Fired Up About Glassblowing

Gary Coyne Photo courtesy of Gary Coyne

SEEING HIS FIRST BANANA SLUG may be Gary Coyne’s favorite Humboldt memory, but it was folk dancing that forever altered his career path.

While directing a Hungarian folk dance troupe, Coyne (‘73, Oceanography) wanted the women to do a dance that required balancing bottles on their heads. But the closest Coyne could come to a Hungarian-style wine bottle was a triangular lab beaker. The only problem? The bottom needed to be cupped, rather than flat, to fit on the dancers’ heads.

So Coyne approached emeritus Chemistry Professor Jack Russell, who taught a glassblowing class. To use the equipment, Coyne had to enroll in the class. He did, they altered the beaker, and the dance was a success.

“After several months, Professor Russell told me I was doing amazingly well and that I might consider doing this as a profession. I finished my degree and went straight into glassblowing,” said Coyne.
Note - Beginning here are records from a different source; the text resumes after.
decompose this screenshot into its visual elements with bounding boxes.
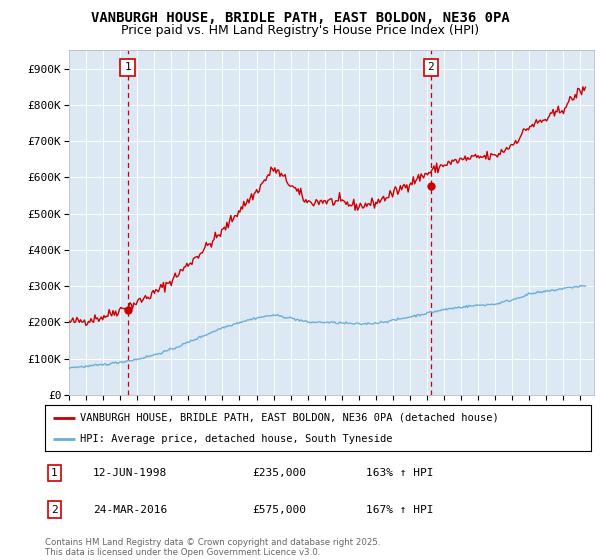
Text: 163% ↑ HPI: 163% ↑ HPI	[366, 468, 433, 478]
Text: VANBURGH HOUSE, BRIDLE PATH, EAST BOLDON, NE36 0PA (detached house): VANBURGH HOUSE, BRIDLE PATH, EAST BOLDON…	[80, 413, 499, 423]
Text: 12-JUN-1998: 12-JUN-1998	[93, 468, 167, 478]
Text: £575,000: £575,000	[252, 505, 306, 515]
Text: Contains HM Land Registry data © Crown copyright and database right 2025.
This d: Contains HM Land Registry data © Crown c…	[45, 538, 380, 557]
Text: 1: 1	[124, 63, 131, 72]
Text: HPI: Average price, detached house, South Tyneside: HPI: Average price, detached house, Sout…	[80, 435, 393, 444]
Text: 2: 2	[427, 63, 434, 72]
Text: 2: 2	[51, 505, 58, 515]
Text: 24-MAR-2016: 24-MAR-2016	[93, 505, 167, 515]
Text: VANBURGH HOUSE, BRIDLE PATH, EAST BOLDON, NE36 0PA: VANBURGH HOUSE, BRIDLE PATH, EAST BOLDON…	[91, 11, 509, 25]
Text: 1: 1	[51, 468, 58, 478]
Text: Price paid vs. HM Land Registry's House Price Index (HPI): Price paid vs. HM Land Registry's House …	[121, 24, 479, 37]
Text: £235,000: £235,000	[252, 468, 306, 478]
Text: 167% ↑ HPI: 167% ↑ HPI	[366, 505, 433, 515]
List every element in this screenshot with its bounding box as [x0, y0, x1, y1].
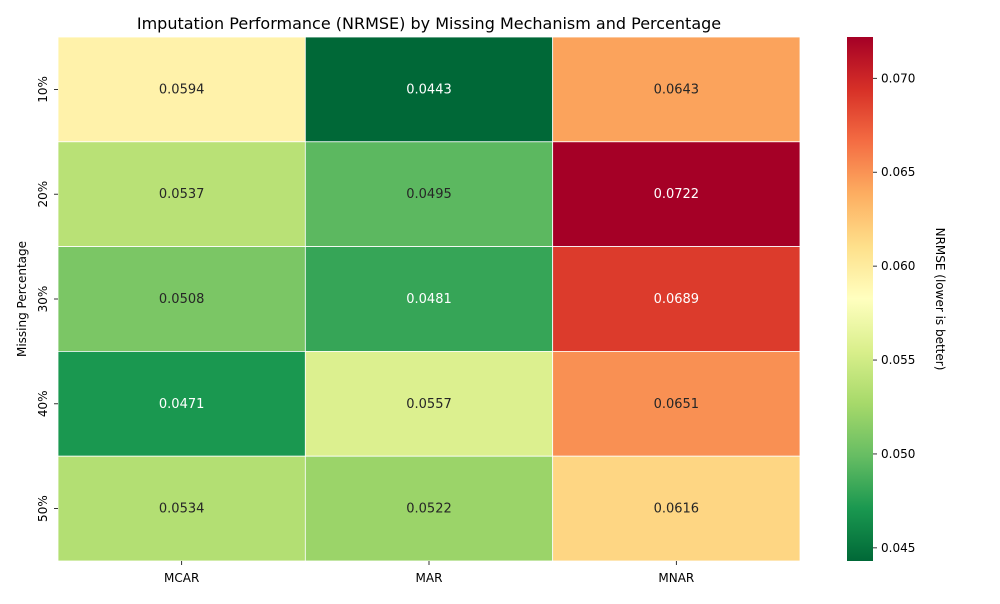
y-tick-label: 50%: [36, 495, 50, 522]
heatmap-cell: [304, 455, 554, 562]
colorbar-tick-label: 0.065: [881, 165, 915, 179]
heatmap-cell: [552, 141, 801, 248]
cell-value-label: 0.0643: [654, 82, 700, 97]
heatmap-cell: [304, 141, 554, 248]
y-axis: 10% 20% 30% 40% 50%: [36, 76, 58, 522]
heatmap-cell: [552, 350, 801, 457]
cell-value-label: 0.0537: [159, 187, 205, 202]
heatmap-cell: [552, 455, 801, 562]
colorbar-gradient: [847, 37, 873, 561]
heatmap-cell: [57, 36, 306, 143]
cell-value-label: 0.0471: [159, 397, 205, 412]
heatmap-cell: [304, 246, 554, 352]
colorbar-tick-label: 0.070: [881, 71, 915, 85]
cell-value-label: 0.0616: [654, 502, 700, 517]
cell-value-label: 0.0722: [654, 187, 700, 202]
x-axis: MCAR MAR MNAR: [164, 561, 694, 585]
heatmap-cell: [57, 141, 306, 248]
colorbar-tick-label: 0.055: [881, 353, 915, 367]
cell-value-label: 0.0594: [159, 82, 205, 97]
y-tick-label: 30%: [36, 286, 50, 313]
y-tick-label: 10%: [36, 76, 50, 103]
cell-value-label: 0.0522: [406, 502, 452, 517]
x-tick-label: MCAR: [164, 571, 199, 585]
heatmap-cell: [57, 350, 306, 457]
cell-value-label: 0.0534: [159, 502, 205, 517]
colorbar-tick-label: 0.060: [881, 259, 915, 273]
cell-value-label: 0.0495: [406, 187, 452, 202]
cell-value-label: 0.0481: [406, 292, 452, 307]
colorbar-tick-label: 0.045: [881, 541, 915, 555]
cell-value-label: 0.0443: [406, 82, 452, 97]
y-tick-label: 40%: [36, 390, 50, 417]
heatmap-cell: [304, 36, 554, 143]
y-tick-label: 20%: [36, 181, 50, 208]
cell-value-label: 0.0557: [406, 397, 452, 412]
colorbar-label: NRMSE (lower is better): [933, 228, 947, 371]
heatmap-cell: [57, 246, 306, 352]
x-tick-label: MAR: [416, 571, 443, 585]
x-tick-label: MNAR: [658, 571, 694, 585]
colorbar: 0.045 0.050 0.055 0.060 0.065 0.070: [847, 37, 915, 561]
y-axis-label: Missing Percentage: [15, 241, 29, 357]
heatmap-cell: [552, 36, 801, 143]
chart-title: Imputation Performance (NRMSE) by Missin…: [137, 14, 721, 33]
cell-value-label: 0.0508: [159, 292, 205, 307]
heatmap-cell: [57, 455, 306, 562]
cell-value-label: 0.0651: [654, 397, 700, 412]
cell-value-label: 0.0689: [654, 292, 700, 307]
heatmap-cells: 0.0594 0.0443 0.0643 0.0537 0.0495 0.0722 0.05…: [57, 36, 801, 562]
colorbar-tick-label: 0.050: [881, 447, 915, 461]
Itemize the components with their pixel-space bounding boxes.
He has since worked in Cal State Los Angeles’s chemistry program for over 26 years, and is currently the only scientific glassblower in the CSU system. He’s even published a textbook about safety with glass and chemistry, “The Laboratory Companion.”

Scientific glassblowing is unique in that the time to construct a new apparatus can take less than a minute or it can take weeks. It might be as simple as constructing a glass rod, or as complex as making a water-cooled cell that can be irradiated with UV light.

“My job is to craft the glassware that’s needed for the researchers to do their work and if necessary, help them design the glassware. They know their science—I know glass,” says Coyne.